The stock market is likely headed toward a new high fueled by borrowing and money printing, European leaders have agreed on a recovery plan that will cost $2.1 trillion. In the U. S., another stimulus package is likely ahead. It is out of fashion to consider how the borrowed money will be paid back. Central banks stand ready to print as much money as they want — there appear to be no constraints on the central bankers, who are not elected.

The momo (momentum) crowd is celebrating by increasingly aggressive buying of the momo stocks. Prudent investors are asking: “Is there a limit?” Let’s explore with the help of a chart.

The chart

Please click here for an annotated chart of Dow Jones Industrial Average ETF DIA which tracks the Dow Jones Industrial Average DJIA. It is a monthly chart so investors can have a long-term perspective.

Note the following:

• The chart shows the stock market has broken out decisively above the upper band of the support/resistance zone.

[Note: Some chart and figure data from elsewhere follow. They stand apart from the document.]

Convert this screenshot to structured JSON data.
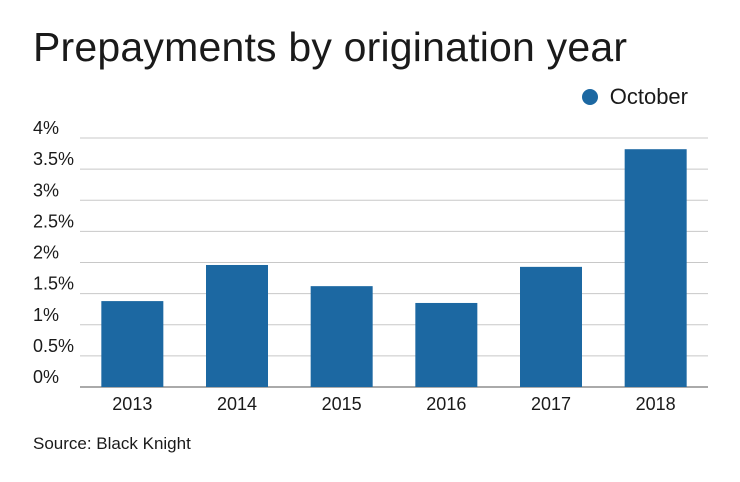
{
  "colors": {
    "bar": "#1c68a2",
    "grid": "#c8c8c8",
    "axis": "#777777",
    "text": "#1a1a1a"
  },
  "chart_data": {
    "type": "bar",
    "title": "Prepayments by origination year",
    "categories": [
      "2013",
      "2014",
      "2015",
      "2016",
      "2017",
      "2018"
    ],
    "series": [
      {
        "name": "October",
        "values": [
          1.38,
          1.96,
          1.62,
          1.35,
          1.93,
          3.82
        ]
      }
    ],
    "ylim": [
      0,
      4
    ],
    "yticks": [
      "0%",
      "0.5%",
      "1%",
      "1.5%",
      "2%",
      "2.5%",
      "3%",
      "3.5%",
      "4%"
    ],
    "ytick_values": [
      0,
      0.5,
      1,
      1.5,
      2,
      2.5,
      3,
      3.5,
      4
    ],
    "grid": true,
    "legend": "top-right",
    "xlabel": "",
    "ylabel": ""
  },
  "source": "Source: Black Knight"
}
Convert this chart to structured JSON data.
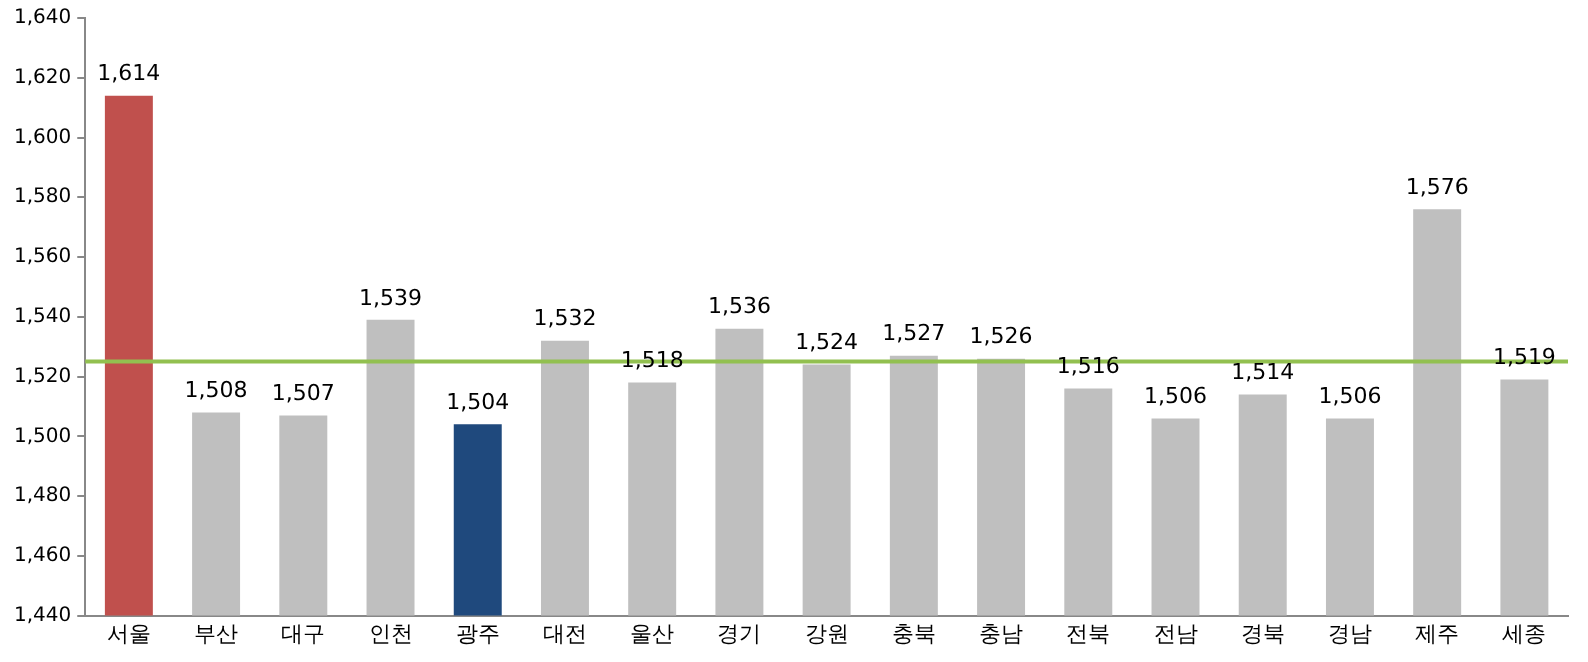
{
  "chart_data": {
    "type": "bar",
    "categories": [
      "서울",
      "부산",
      "대구",
      "인천",
      "광주",
      "대전",
      "울산",
      "경기",
      "강원",
      "충북",
      "충남",
      "전북",
      "전남",
      "경북",
      "경남",
      "제주",
      "세종"
    ],
    "values": [
      1614,
      1508,
      1507,
      1539,
      1504,
      1532,
      1518,
      1536,
      1524,
      1527,
      1526,
      1516,
      1506,
      1514,
      1506,
      1576,
      1519
    ],
    "colors": [
      "#c0504d",
      "#bfbfbf",
      "#bfbfbf",
      "#bfbfbf",
      "#1f497d",
      "#bfbfbf",
      "#bfbfbf",
      "#bfbfbf",
      "#bfbfbf",
      "#bfbfbf",
      "#bfbfbf",
      "#bfbfbf",
      "#bfbfbf",
      "#bfbfbf",
      "#bfbfbf",
      "#bfbfbf",
      "#bfbfbf"
    ],
    "value_labels": [
      "1,614",
      "1,508",
      "1,507",
      "1,539",
      "1,504",
      "1,532",
      "1,518",
      "1,536",
      "1,524",
      "1,527",
      "1,526",
      "1,516",
      "1,506",
      "1,514",
      "1,506",
      "1,576",
      "1,519"
    ],
    "ylim": [
      1440,
      1640
    ],
    "yticks": [
      {
        "value": 1440,
        "label": "1,440"
      },
      {
        "value": 1460,
        "label": "1,460"
      },
      {
        "value": 1480,
        "label": "1,480"
      },
      {
        "value": 1500,
        "label": "1,500"
      },
      {
        "value": 1520,
        "label": "1,520"
      },
      {
        "value": 1540,
        "label": "1,540"
      },
      {
        "value": 1560,
        "label": "1,560"
      },
      {
        "value": 1580,
        "label": "1,580"
      },
      {
        "value": 1600,
        "label": "1,600"
      },
      {
        "value": 1620,
        "label": "1,620"
      },
      {
        "value": 1640,
        "label": "1,640"
      }
    ],
    "ref_lines": [
      {
        "axis": "y",
        "value": 1525,
        "color": "#92c050"
      }
    ],
    "grid": false,
    "legend": false
  }
}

• The breakout is happening as RSI is giving a buy signal. The combination of the breakout and RSI is powerful especially since RSI is not overbought. When RSI is above 70, as shown by the purple line on the RSI pane on the chart, it is considered overbought.

• The chart shows that from a technical perspective, there are no hurdles for the stock market to reach a new high.

• The chart shows progression of the Fed’s balance sheet — a fancy way of talking about money printing. Before the great recession, the Fed’s balance sheet stood at $0.87 trillion. Now it is headed toward $10 trillion.

• Not shown on the chart is that the U. S. debt is now about $26.5 trillion. When properly accounting for all the liabilities of the government, total liabilities stand at about $132.68 trillion. By some estimates, each taxpayer’s share of the liability is $860,000.

Where is the limit?

The limit is determined by the following factors:

• Inflation

• Currency depreciation

• Difficulty borrowing

• Higher interest rates

• Social unrest

• Public awakening

Right now, none of the above factors are in play for the following reasons:

• Inflation is low because of the way the government calculates inflation as well as artificially low interest rates and globalization.